Section 12.3, #38. The following data is representative of that reported in the article “An Experimental Correlation of Oxides of Nitrogen Emissions from Power Boilers Based on Field Data”, with x = burner-area liberation rate and y = oxides of nitrogen emission rate.
a) Does the simple linear regression model specify a useful relationship between the two rates? Use the appropriate test procedure to obtain information about the P-value, and then reach a conclusion at significance level 0.01.
x <- c(100, 125, 125, 150, 150, 200, 200, 250, 250, 300, 300, 350, 400, 400)
y <- c(150, 140, 180, 210, 190, 320, 280, 400, 430, 440, 390, 600, 610, 670)
plot(x, y)
fit <- lm(x ~ y)
summary(fit)
##
## Call:
## lm(formula = x ~ y)
##
## Residuals:
## Min 1Q Median 3Q Max
## -26.22 -13.59 -6.04 10.83 46.24
##
## Coefficients:
## Estimate Std. Error t value Pr(>|t|)
## (Intercept) 34.7964 12.9849 2.68 0.02 *
## y 0.5614 0.0327 17.17 8.2e-10 ***
## ---
## Signif. codes: 0 '***' 0.001 '**' 0.01 '*' 0.05 '.' 0.1 ' ' 1
##
## Residual standard error: 21 on 12 degrees of freedom
## Multiple R-squared: 0.961, Adjusted R-squared: 0.958
## F-statistic: 295 on 1 and 12 DF, p-value: 8.23e-10
Based on the scatter plot, the simple linear regression model specifies a useful relationship between the two rates since most of the data points appear to lie on a straight line. After calculating the estimate slope and intercept and standard error for them, the P-value was determined to be 8.2e-10, which is much smaller than 0.01, so that a 1% significance level, our P-value is significant. Thus, we can reject the null hypothesis and conclude that there is a relationship between the two rates.
b) Compute a 95% CI for the expected change in emission rate associated with a 10 MBtu/hr-ft2 increase in liberation rate.

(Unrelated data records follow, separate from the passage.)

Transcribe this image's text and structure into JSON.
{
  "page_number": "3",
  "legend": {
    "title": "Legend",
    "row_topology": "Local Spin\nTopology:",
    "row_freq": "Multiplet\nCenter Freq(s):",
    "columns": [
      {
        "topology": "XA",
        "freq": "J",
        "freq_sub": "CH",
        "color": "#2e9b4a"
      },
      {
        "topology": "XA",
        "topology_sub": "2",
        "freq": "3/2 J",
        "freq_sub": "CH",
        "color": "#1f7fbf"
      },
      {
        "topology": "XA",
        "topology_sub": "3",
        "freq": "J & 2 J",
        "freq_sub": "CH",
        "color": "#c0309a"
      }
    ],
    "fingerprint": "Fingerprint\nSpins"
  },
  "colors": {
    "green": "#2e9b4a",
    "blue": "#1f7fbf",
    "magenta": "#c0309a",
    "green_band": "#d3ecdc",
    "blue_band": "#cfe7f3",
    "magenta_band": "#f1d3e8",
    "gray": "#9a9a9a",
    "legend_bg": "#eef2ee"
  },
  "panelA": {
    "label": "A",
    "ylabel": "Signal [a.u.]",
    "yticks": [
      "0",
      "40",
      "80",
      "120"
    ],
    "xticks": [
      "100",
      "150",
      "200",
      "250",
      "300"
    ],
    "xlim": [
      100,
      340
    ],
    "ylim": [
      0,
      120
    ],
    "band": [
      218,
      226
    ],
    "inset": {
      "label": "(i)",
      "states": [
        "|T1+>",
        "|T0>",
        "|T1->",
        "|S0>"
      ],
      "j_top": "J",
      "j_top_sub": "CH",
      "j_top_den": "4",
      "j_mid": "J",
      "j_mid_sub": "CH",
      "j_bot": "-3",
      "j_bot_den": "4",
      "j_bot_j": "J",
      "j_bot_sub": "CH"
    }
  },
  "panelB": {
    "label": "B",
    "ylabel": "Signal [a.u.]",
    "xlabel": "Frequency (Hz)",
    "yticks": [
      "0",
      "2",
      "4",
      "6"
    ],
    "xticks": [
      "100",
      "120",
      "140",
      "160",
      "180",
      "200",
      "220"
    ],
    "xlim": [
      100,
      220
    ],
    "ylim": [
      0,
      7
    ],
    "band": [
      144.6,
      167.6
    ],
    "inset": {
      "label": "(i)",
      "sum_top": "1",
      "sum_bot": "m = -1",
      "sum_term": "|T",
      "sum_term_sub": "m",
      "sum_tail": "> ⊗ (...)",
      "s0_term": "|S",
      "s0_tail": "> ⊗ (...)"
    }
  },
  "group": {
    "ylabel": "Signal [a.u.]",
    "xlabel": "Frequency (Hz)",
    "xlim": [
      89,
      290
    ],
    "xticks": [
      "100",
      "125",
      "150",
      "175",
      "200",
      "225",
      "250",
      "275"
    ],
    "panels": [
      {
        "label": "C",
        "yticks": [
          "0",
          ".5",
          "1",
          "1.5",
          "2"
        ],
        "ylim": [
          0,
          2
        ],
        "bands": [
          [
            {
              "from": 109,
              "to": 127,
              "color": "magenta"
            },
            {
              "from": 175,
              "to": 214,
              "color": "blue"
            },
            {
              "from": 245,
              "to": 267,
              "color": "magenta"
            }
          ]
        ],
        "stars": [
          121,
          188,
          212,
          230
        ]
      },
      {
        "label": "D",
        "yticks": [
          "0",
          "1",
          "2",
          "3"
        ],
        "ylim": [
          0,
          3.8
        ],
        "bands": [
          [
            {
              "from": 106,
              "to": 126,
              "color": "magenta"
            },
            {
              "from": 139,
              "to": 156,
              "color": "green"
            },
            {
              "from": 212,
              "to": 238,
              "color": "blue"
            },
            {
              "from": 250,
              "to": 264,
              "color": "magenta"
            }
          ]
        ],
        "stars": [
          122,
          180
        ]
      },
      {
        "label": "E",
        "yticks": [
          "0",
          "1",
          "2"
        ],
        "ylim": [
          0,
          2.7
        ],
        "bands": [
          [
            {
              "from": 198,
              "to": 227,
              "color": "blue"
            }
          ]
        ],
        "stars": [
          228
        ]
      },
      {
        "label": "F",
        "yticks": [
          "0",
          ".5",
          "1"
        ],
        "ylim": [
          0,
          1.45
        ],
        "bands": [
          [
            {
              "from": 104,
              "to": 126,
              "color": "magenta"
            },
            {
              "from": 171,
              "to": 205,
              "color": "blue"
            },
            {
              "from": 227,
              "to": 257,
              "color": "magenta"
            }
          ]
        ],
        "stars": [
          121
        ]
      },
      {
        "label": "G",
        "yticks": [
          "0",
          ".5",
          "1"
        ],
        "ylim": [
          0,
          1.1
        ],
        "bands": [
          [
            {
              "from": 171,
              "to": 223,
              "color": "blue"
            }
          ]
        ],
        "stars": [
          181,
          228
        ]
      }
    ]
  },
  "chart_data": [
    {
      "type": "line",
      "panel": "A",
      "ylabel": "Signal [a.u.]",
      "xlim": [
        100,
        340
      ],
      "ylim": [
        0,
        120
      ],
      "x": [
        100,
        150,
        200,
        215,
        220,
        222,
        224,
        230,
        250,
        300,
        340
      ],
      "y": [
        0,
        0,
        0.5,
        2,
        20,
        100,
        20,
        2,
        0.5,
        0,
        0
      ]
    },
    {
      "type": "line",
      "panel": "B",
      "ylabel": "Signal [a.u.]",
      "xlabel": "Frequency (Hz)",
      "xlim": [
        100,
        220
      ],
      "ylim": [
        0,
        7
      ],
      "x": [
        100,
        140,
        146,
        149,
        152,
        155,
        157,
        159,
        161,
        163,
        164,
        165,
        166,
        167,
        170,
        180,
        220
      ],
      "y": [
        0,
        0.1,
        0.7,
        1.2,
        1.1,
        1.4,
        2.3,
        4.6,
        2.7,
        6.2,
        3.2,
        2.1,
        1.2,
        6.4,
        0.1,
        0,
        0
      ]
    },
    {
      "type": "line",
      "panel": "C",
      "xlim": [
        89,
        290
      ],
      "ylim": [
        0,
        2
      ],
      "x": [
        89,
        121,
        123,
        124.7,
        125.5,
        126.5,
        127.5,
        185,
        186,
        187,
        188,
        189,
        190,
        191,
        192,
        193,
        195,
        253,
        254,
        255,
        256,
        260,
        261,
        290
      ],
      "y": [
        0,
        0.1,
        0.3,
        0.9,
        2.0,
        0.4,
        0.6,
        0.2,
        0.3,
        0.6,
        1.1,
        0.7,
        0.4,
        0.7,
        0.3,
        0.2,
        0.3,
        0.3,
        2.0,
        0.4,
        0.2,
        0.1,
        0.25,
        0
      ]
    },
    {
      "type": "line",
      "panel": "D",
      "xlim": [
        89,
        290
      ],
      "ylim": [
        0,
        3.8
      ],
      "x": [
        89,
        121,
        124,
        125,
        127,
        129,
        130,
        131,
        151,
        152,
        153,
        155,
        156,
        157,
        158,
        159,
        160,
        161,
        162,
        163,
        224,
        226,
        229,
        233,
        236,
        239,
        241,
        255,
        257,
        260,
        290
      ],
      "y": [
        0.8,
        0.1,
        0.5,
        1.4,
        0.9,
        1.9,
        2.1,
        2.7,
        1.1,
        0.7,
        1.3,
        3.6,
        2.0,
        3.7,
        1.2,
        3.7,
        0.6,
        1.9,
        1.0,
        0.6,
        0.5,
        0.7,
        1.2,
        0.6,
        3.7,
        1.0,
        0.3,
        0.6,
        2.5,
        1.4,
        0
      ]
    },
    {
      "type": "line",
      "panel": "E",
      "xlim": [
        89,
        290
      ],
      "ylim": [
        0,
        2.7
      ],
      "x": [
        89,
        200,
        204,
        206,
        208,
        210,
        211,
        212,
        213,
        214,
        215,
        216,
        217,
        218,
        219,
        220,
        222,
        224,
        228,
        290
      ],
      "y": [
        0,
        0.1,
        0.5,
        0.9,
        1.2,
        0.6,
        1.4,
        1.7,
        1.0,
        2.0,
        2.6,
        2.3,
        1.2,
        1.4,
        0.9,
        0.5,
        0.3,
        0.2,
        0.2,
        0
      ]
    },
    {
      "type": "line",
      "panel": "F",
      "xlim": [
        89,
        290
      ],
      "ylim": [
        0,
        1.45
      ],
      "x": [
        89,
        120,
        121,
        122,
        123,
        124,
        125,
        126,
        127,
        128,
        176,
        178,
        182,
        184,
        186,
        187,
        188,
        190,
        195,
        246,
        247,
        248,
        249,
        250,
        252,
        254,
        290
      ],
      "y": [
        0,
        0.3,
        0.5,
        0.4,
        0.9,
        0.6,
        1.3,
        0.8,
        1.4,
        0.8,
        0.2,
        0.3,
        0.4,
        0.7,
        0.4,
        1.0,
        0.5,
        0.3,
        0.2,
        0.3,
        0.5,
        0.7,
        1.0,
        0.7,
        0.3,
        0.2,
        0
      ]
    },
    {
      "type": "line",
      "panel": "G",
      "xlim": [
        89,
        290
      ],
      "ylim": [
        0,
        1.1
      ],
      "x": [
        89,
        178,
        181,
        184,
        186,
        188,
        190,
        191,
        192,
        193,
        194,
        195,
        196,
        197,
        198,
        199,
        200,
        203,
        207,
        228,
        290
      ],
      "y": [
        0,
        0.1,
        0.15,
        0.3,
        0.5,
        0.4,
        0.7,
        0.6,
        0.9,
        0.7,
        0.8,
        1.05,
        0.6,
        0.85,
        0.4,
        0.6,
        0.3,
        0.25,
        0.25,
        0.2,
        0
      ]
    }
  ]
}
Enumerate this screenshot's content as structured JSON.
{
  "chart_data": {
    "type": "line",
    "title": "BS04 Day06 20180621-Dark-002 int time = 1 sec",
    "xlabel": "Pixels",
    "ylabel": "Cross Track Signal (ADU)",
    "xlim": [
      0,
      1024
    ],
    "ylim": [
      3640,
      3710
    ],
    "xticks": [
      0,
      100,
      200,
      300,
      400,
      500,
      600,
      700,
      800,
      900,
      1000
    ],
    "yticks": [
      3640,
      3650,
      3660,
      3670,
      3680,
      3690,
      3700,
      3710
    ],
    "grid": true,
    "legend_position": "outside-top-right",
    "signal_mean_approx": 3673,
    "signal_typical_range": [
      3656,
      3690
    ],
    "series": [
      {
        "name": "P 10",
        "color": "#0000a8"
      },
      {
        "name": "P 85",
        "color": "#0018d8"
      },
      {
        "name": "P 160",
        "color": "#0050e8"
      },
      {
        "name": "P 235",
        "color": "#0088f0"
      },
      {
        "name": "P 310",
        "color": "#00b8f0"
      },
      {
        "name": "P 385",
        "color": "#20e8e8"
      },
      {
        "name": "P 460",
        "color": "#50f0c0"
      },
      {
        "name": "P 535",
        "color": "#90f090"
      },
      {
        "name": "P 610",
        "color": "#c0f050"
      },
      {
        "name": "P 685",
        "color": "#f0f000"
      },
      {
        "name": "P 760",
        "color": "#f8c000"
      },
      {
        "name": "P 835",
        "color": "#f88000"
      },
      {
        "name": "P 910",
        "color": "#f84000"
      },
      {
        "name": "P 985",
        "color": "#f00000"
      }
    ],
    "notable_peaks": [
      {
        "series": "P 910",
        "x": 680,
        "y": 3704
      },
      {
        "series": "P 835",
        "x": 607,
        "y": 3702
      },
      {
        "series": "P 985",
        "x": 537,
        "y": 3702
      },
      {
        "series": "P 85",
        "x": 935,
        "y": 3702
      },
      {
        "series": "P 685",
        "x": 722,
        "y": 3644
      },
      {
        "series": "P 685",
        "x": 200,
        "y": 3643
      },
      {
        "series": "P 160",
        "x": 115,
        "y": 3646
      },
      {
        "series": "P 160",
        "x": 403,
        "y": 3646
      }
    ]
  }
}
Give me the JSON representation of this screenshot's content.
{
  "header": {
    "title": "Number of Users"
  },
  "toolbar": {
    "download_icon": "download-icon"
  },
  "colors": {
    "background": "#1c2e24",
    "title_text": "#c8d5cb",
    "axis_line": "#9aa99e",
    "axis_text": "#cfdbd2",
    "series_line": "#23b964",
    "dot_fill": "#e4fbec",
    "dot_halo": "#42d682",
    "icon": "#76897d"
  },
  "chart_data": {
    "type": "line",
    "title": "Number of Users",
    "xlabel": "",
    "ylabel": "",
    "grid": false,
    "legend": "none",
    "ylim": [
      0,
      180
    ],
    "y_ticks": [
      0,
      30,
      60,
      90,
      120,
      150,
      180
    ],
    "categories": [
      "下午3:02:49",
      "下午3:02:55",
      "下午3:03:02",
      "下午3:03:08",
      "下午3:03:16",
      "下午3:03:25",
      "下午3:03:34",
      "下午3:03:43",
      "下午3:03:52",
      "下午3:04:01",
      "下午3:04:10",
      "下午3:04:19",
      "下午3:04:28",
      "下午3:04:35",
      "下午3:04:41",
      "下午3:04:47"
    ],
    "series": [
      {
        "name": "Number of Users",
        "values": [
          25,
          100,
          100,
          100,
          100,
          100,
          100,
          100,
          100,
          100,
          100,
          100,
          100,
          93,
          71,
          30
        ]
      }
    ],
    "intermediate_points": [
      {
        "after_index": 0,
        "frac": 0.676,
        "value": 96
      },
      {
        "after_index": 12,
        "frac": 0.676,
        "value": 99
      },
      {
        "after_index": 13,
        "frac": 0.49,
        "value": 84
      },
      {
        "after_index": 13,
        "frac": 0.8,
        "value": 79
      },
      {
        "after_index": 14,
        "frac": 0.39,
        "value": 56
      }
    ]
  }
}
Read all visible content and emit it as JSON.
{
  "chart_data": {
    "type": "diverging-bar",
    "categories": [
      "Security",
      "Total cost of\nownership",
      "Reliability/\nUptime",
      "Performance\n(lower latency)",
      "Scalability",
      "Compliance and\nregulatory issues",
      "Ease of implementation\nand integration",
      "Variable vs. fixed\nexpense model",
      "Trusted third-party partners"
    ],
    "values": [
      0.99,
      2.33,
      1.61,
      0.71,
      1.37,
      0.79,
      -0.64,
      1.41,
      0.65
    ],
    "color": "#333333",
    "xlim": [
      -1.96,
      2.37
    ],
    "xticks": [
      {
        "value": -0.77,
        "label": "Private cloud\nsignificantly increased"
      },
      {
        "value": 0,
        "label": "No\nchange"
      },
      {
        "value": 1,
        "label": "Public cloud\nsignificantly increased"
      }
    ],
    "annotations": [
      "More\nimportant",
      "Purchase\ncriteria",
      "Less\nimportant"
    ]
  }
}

tble <- summary(fit)$coefficients
slope.mean <- tble[2, 1]
slope.se <- tble[2, 2]
df <- fit$df.residual
critval <- abs(qt(0.025, df))
CIlow <- slope.mean - critval * slope.se
CIup <- slope.mean + critval * slope.se
A 95% confidence interval for the expected change in emission rate is (0.4902, 0.6327).